The structural dimensions of the injector affect the performance of the injector. In a particular application, the system often requires changing operating parameters, and thus, the requirement for variable-condition operation of the injector is high. One commonly used method of injector configuration adjustment is to use a stepper motor to drive movement of the plunger needle to change the throat area of the nozzle. The stepping motor needs to be controlled at a certain temperature (about 130 degrees) due to the requirement of internal insulation performance. However, in some injector applications, the temperature of the primary flow through the valve pin may exceed this temperature, causing damage to the motor. Therefore, there is a need for valve element needle cooling and motor protection for adjustable injectors.

Disclosure of Invention

The invention aims to provide an ejector utilizing a cooling working medium to cool a valve core needle, which utilizes the cooling working medium to cool the valve core needle of an adjustable ejector, does not influence the adjusting function of the valve core on the throat area of a nozzle, and expands the application range of the adjustable ejector.

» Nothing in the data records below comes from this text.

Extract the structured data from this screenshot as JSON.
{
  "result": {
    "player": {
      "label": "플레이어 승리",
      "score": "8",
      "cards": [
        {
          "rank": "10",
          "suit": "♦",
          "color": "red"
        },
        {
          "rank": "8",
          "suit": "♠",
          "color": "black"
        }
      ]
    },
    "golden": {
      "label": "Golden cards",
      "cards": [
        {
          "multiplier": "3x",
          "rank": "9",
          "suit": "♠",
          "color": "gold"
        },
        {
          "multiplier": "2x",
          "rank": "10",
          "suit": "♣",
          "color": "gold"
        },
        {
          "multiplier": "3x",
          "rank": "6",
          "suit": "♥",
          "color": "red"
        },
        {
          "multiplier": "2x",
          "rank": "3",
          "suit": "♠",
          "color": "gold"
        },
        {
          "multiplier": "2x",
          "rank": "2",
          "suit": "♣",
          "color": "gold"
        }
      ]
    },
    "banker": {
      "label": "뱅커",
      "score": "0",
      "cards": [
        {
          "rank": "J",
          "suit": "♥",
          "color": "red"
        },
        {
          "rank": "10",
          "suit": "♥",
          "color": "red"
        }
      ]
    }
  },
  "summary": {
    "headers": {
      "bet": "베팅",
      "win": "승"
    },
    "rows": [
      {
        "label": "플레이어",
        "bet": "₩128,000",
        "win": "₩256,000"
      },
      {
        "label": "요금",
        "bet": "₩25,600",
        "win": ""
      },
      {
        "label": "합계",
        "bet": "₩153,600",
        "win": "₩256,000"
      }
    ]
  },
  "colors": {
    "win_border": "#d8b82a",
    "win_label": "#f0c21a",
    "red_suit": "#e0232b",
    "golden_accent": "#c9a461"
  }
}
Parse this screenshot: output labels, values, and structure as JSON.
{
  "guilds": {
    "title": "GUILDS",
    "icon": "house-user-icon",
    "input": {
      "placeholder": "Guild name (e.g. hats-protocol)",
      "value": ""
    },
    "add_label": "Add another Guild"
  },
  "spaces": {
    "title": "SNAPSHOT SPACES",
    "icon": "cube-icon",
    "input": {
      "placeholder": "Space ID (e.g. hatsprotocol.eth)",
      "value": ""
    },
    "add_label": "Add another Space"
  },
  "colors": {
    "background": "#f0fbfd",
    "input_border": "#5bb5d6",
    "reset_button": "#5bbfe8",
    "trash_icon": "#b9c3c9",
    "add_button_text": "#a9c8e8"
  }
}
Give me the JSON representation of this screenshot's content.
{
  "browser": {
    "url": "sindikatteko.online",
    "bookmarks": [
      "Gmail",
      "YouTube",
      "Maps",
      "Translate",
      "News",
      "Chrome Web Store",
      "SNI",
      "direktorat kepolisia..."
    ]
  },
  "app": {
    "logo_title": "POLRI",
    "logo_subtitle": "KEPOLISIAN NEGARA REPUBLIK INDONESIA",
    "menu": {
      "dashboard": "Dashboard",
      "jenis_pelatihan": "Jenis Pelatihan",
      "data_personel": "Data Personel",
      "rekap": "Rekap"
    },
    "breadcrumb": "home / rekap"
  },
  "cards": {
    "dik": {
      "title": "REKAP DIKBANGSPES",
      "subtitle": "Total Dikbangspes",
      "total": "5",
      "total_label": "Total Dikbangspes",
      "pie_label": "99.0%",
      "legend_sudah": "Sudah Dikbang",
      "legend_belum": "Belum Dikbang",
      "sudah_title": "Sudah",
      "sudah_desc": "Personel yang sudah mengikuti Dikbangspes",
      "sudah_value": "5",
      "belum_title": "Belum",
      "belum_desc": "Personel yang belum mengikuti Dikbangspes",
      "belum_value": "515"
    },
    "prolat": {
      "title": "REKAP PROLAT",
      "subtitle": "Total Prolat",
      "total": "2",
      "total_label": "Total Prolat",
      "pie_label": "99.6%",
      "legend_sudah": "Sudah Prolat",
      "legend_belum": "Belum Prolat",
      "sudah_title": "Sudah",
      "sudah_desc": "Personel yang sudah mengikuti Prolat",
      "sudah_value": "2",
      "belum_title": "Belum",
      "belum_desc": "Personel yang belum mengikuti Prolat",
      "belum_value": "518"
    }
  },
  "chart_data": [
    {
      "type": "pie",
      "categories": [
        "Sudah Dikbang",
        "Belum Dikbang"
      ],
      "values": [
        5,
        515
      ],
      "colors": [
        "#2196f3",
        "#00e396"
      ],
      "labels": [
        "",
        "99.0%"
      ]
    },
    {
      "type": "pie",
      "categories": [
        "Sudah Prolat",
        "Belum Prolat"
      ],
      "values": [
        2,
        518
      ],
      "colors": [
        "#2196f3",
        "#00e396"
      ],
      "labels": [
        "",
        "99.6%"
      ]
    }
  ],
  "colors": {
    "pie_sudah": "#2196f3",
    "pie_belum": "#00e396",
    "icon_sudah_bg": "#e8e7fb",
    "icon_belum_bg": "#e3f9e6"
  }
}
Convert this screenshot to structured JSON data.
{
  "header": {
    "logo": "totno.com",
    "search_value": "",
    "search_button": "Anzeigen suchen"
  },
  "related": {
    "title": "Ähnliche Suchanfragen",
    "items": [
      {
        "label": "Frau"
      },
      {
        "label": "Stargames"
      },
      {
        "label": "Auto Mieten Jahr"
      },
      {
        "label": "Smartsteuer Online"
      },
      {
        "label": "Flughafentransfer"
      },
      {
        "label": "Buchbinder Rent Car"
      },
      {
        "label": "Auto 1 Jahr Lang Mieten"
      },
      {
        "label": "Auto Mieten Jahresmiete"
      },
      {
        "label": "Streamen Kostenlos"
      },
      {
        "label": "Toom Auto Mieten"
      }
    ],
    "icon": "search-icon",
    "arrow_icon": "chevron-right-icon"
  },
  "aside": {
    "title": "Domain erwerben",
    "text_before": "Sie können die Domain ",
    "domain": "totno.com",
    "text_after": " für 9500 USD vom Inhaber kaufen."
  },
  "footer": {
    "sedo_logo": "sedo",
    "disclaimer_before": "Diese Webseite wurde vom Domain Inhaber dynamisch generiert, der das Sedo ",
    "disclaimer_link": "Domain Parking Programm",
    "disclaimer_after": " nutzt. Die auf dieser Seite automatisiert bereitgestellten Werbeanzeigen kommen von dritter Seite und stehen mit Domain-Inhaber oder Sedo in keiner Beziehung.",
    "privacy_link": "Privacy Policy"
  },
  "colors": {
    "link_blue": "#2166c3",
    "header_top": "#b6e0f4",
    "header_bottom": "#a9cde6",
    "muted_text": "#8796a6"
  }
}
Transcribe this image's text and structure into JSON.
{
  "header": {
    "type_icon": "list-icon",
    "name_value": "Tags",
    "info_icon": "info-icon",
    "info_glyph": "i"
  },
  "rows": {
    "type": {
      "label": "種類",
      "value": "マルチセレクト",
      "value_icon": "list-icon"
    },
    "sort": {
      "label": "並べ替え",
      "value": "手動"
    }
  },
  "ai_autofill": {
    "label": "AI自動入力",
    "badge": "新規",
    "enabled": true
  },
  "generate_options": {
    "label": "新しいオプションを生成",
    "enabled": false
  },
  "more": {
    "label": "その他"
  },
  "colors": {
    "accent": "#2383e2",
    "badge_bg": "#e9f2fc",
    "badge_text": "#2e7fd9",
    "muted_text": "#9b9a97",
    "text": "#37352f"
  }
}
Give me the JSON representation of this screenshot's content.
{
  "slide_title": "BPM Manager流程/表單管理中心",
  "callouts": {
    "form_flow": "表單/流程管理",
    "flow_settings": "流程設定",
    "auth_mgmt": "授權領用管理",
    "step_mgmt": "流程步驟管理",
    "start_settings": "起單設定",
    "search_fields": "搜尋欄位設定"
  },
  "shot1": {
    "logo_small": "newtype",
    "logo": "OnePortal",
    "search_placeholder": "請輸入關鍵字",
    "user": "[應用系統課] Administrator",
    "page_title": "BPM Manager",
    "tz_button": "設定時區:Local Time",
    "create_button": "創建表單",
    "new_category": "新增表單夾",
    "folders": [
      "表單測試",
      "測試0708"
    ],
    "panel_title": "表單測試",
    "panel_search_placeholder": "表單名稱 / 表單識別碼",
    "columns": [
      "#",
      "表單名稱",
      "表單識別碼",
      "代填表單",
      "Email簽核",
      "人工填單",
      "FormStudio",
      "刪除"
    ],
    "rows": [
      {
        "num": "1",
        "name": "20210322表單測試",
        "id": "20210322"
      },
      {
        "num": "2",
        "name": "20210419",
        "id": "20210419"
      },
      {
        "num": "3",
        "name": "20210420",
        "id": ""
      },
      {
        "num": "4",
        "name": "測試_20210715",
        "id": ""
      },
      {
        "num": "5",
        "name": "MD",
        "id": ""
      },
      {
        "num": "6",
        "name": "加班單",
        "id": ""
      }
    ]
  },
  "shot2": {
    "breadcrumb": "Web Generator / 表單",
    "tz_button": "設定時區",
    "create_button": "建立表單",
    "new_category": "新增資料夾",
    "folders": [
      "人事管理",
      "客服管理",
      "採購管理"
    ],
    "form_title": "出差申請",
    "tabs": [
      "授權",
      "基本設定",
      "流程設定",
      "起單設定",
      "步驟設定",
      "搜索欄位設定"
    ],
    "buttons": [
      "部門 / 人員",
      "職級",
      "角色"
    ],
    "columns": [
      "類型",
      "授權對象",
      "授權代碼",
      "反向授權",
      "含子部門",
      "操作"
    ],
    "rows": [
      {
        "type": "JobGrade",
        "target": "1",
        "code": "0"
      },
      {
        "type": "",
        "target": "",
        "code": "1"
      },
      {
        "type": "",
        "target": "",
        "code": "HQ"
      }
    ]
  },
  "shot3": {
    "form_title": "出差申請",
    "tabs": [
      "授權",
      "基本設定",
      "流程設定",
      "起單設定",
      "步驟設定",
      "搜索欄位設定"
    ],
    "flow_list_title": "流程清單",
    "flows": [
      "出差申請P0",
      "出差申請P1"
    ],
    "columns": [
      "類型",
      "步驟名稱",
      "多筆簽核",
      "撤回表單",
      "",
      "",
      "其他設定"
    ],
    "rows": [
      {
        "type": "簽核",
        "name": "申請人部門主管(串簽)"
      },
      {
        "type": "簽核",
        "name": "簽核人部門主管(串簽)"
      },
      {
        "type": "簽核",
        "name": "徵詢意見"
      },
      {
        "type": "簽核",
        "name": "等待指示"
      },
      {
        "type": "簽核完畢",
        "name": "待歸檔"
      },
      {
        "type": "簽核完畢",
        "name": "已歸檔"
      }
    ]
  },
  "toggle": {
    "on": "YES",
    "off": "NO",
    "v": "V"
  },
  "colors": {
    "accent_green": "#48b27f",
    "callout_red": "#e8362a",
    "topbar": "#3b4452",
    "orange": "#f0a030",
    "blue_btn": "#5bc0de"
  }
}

The invention provides an ejector for cooling a valve core needle by using a cooling working medium, which comprises a stepping motor, a cooling section, a nozzle, a secondary flow suction chamber and a valve core needle, wherein the stepping motor is connected with the cooling section; the stepping motor, the cooling section, the nozzle and the secondary flow suction chamber are coaxially arranged, a sealing element is arranged between the cooling section and the nozzle, the valve core needle is arranged on a central shaft of the cooling section and the nozzle, the valve core needle penetrates through a middle circular hole of the sealing element, and an output shaft of the stepping motor is linked with the valve core needle; the nozzle is inserted into the secondary flow suction chamber; the cooling section is provided with a cooling working medium inlet and a cooling working medium outlet; one end of the nozzle close to the sealing element is provided with a primary flow working medium inlet, the front end of the secondary flow suction chamber is provided with a secondary flow working medium inlet, and the tail end outlet section of the ejector is provided with a medium outlet.

The invention provides an ejector for cooling a valve core needle by using a cooling working medium, which has the advantages that:

the ejector for cooling the valve core needle by using the cooling working medium is characterized in that a cooling section is arranged between the stepping motor and the nozzle, the stepping motor, the cooling section and the nozzle are coaxially arranged, the cooling working medium and the primary flow are isolated by adopting the partition plate and the sealing element, and the cooling working medium is introduced into the cooling section, so that the valve core needle in the ejector can be effectively cooled, the heat of the high-temperature valve core needle is prevented from being transmitted to the stepping motor, and the stepping motor is protected. The ejector utilizing the cooling working medium to cool the valve core needle has the advantages of simple structure, small volume, convenience in installation and the like.

Drawings

Fig. 1 is a schematic structural diagram of an injector for cooling a valve core needle by using a cooling working medium according to the present invention.

Fig. 2 is a schematic view of the structure of the sliding seal member of fig. 1.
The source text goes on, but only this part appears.